How can you ensure that your home will make the best impression possible? Here are six tips for savvy home sellers:
1. Focus on curb appeal. The outside of your house can be the source of a very good first impression. Keep the grass well-watered and mowed. Have your trees trimmed. Cut back overgrowth. Plant some blooming flowers. Store toys, bicycles, roller-skates, gardening equipment and the like out of sight. Have at least the front of your house and the trim painted, if necessary. Sweep the porch and the front walkway. After dark, turn on your front porch light and any other exterior lighting.
2. Clear out the clutter. Real estate agents say buyers won’t purchase a home they can’t see. If your home has too much furniture, overflowing closets, crowded kitchen and bathroom countertops or lots of family photos or collectibles on display, potential buyers won’t be able to see your home. Get rid of anything you don’t need or use.
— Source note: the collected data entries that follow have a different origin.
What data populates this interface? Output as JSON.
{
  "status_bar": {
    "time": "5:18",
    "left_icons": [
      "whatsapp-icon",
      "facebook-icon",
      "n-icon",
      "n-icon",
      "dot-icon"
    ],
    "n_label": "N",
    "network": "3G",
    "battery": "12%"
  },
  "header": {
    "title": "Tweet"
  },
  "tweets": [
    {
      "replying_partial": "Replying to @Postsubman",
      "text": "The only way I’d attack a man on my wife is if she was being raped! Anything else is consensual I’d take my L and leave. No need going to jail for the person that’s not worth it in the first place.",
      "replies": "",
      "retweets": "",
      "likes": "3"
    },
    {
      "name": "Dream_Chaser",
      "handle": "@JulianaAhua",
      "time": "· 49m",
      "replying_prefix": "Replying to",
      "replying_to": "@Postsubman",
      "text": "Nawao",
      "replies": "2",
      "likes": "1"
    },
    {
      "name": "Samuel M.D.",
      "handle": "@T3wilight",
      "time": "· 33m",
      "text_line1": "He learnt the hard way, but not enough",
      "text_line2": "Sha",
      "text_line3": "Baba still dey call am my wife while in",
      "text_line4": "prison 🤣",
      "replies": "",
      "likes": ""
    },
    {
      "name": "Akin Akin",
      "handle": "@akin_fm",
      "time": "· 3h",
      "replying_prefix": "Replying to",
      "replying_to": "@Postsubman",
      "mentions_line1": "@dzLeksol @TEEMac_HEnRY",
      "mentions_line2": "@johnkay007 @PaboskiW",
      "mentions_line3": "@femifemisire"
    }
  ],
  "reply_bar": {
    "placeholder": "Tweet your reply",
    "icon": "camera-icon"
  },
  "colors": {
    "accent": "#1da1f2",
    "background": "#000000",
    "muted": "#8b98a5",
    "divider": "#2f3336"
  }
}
Fill up your garage or rent some off-site storage space if that’s what it takes to clear out your home.
3. Use your nose. Many people are oblivious to scents, but others are extremely sensitive to offensive odors. To eliminate bad smells, bathe your pets, freshen the cat litter box frequently, shampoo your carpets, dry clean your drapes, and empty trash cans, recycling bins and ash trays. Place open boxes of baking soda in smell-prone areas, and refrain from cooking fish or strong-smelling foods. Introduce pleasing smells by placing flowers or potpourri in your home and using air fresheners. Baking a fresh or frozen pie or some other fragrant treat is another common tactic.
4. Make all necessary repairs. Buyers expect everything in their new home to operate safely and properly. Picky buyers definitely will notice-and likely magnify — minor maintenance problems you’ve ignored for months or even years. Leaky faucets, burned-out light bulbs, painted-shut or broken windows, inoperable appliances and the like should be fixed before you put your home on the market. These repairs may seem small, but left undone they can lead buyers to question whether you’ve taken good care of your home.
5. Time to stage and make your home as comfortable and attractive as possible. Set the dining room table with your best dishes. Put out your only-for-company towels. Make up the spare bed. Hang some fresh curtains. Put some logs in the fireplace. Use your imagination.
6. Think like a buyer. Walk up to your home and pretend you’ve never seen it before. What do you notice? How do you feel about what you see? Does the home seem inviting? Well-maintained? Would you want to buy this home? Your answer should be an enthusiastic yes!